In a debate in the House of Lords on 26 November, Lord Maxton said he feared the building, one of the most famous landmark and tourist sites in London, is “close to a major catastrophe." He called on the government to relocate members of the Houses of Commons and Lords to a new parliament permanently, preserving Westminster Palace as a historical building and touristic attraction.
The peer’s warning came in a debate initiated by the former Commons speaker Betty Boothroyd, in response to UNESCO’s decision to put the building on its danger list of world heritage sites due to what Boothroyd said was the large number of high-rise towers planned to be built along the nearby South Bank.
Maxton stated that the current poor condition of the historical building was due to a backlog of major repairs.
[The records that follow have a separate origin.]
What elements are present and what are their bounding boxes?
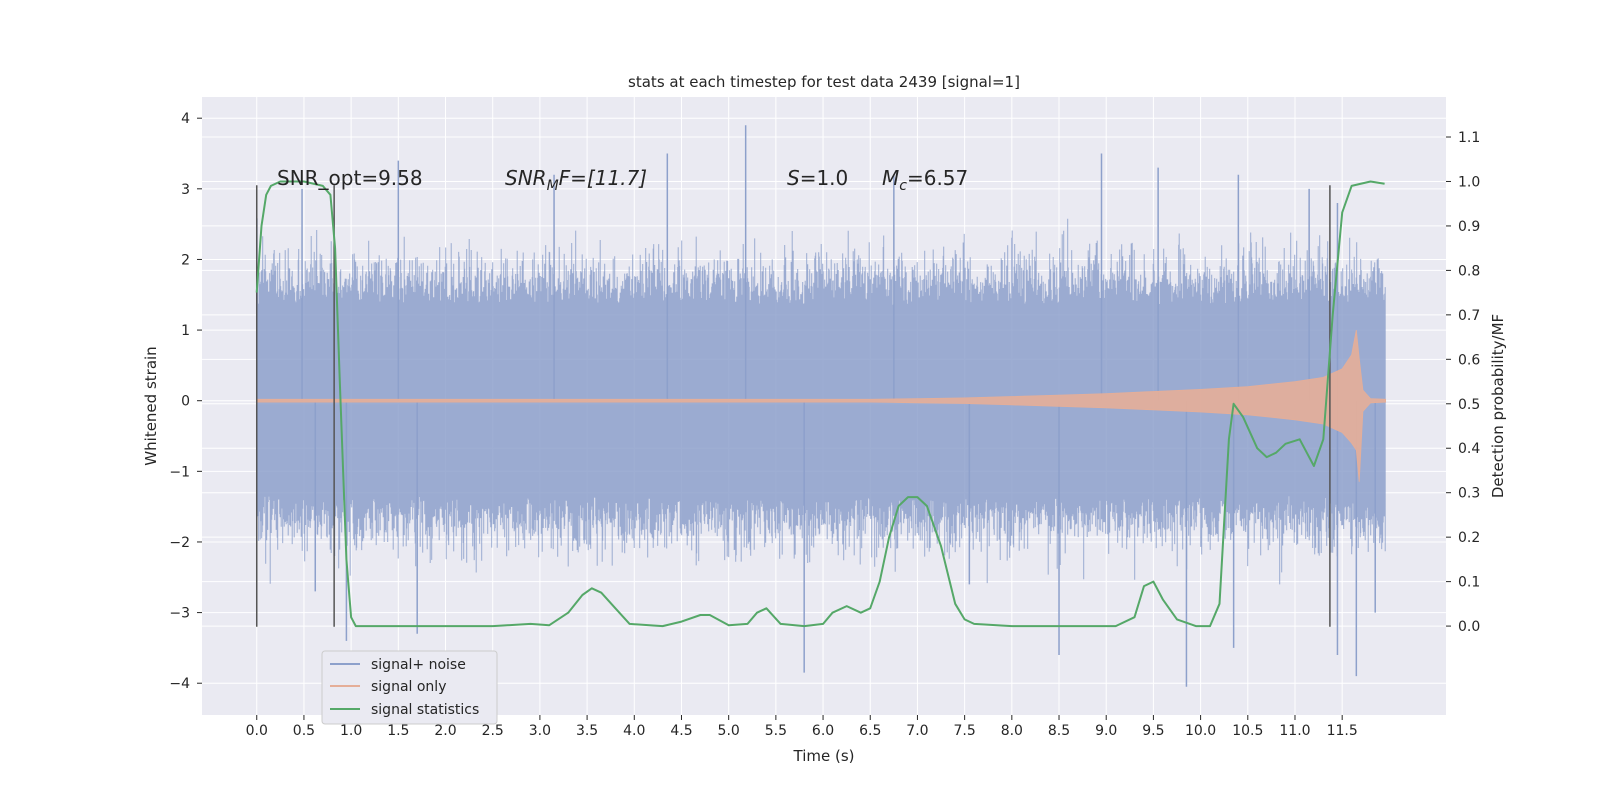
- s-value: =1.0: [800, 166, 849, 190]
- y-right-tick-label: 0.8: [1458, 263, 1480, 279]
- legend-label-signal: signal only: [371, 679, 446, 695]
- axis-ticks: 0.0 0.5 1.0 1.5 2.0 2.5 3.0 3.5 4.0 4.5 5.0 5.5 6.0 6…: [169, 111, 1480, 739]
- mc-sub: c: [899, 178, 907, 194]
- chart-title: stats at each timestep for test data 243…: [628, 73, 1020, 91]
- s-italic: S: [787, 166, 800, 190]
- x-tick-label: 9.5: [1142, 723, 1164, 739]
- x-tick-label: 2.0: [434, 723, 456, 739]
- y-right-tick-label: 0.4: [1458, 441, 1480, 457]
- y-right-tick-label: 0.9: [1458, 219, 1480, 235]
- y-tick-label: −2: [169, 535, 190, 551]
- x-tick-label: 10.0: [1185, 723, 1216, 739]
- x-tick-label: 7.0: [906, 723, 928, 739]
- y-right-tick-label: 0.0: [1458, 619, 1480, 635]
- x-tick-label: 9.0: [1095, 723, 1117, 739]
- statistics-line: [255, 180, 1385, 628]
- mc-value: =6.57: [907, 166, 968, 190]
- y-tick-label: 4: [181, 111, 190, 127]
- legend-box: [321, 650, 498, 725]
- y-right-tick-label: 0.3: [1458, 486, 1480, 502]
- x-tick-label: 0.0: [246, 723, 268, 739]
- snr-mf-base: SNR: [505, 166, 547, 190]
- y-right-tick-label: 1.1: [1458, 130, 1480, 146]
- y-tick-label: 2: [181, 252, 190, 268]
- annotation-s: S=1.0: [787, 166, 848, 190]
- x-tick-label: 10.5: [1232, 723, 1263, 739]
- x-tick-label: 11.0: [1279, 723, 1310, 739]
- x-tick-label: 8.0: [1001, 723, 1023, 739]
- x-tick-label: 3.5: [576, 723, 598, 739]
- signal-only-series: [256, 330, 1386, 482]
- legend-label-noise: signal+ noise: [371, 657, 466, 673]
- x-axis-label: Time (s): [793, 747, 855, 765]
- x-tick-label: 11.5: [1327, 723, 1358, 739]
- signal-envelope: [256, 330, 1386, 482]
- x-tick-label: 1.0: [340, 723, 362, 739]
- snr-mf-tail: F=[11.7]: [559, 166, 647, 190]
- annotation-mc: Mc=6.57: [882, 166, 968, 194]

Significant work has long been underway to repair the building.
It is understood that one of the mains objectives of the repairs is to remove asbestos which was banned by law in 1999 after it it was proven to cause serious and sometimes fatal lung disease.
Westminster Palace was the site of a medieval royal palace, the primary London residence of the English monarchs from the eleventh century until the sixteenth century. Much of the complex was destroyed by a fire in 1834, and the iconic building of today was completed in 1870 on the same site, incorporating the surviving older structures.
During the debate, held last night, Boothroyd said she is not just worried about the state of the building but also the surrounding area. She warned that the building is in danger of losing its status as a UNESCO World Heritage Site "because of plans to build new glass tower blocks directly opposite, on the other side of the River Thames".
“We face the prospect of being de-listed as a fully protected part of our national and world heritage," she said. Conservative Lord Cormack expressed his hope that repair work could be done without peers and MPs having to move out.
"The long-term solution must be the preservation of this place as a symbol of our democracy and for the enjoyment of our people and people around the world," he said, adding "these buildings are a priceless asset and they must be preserved and enjoyed."
Representing the government in the debate, Lord Gardiner of Kimble said that "the government will continue to work with UNESCO, emphasising our commitment to preserving Westminster's palace."
He added that a report on the long-term renovation of the building was due next year and would focus on the "substantial remedial work" required.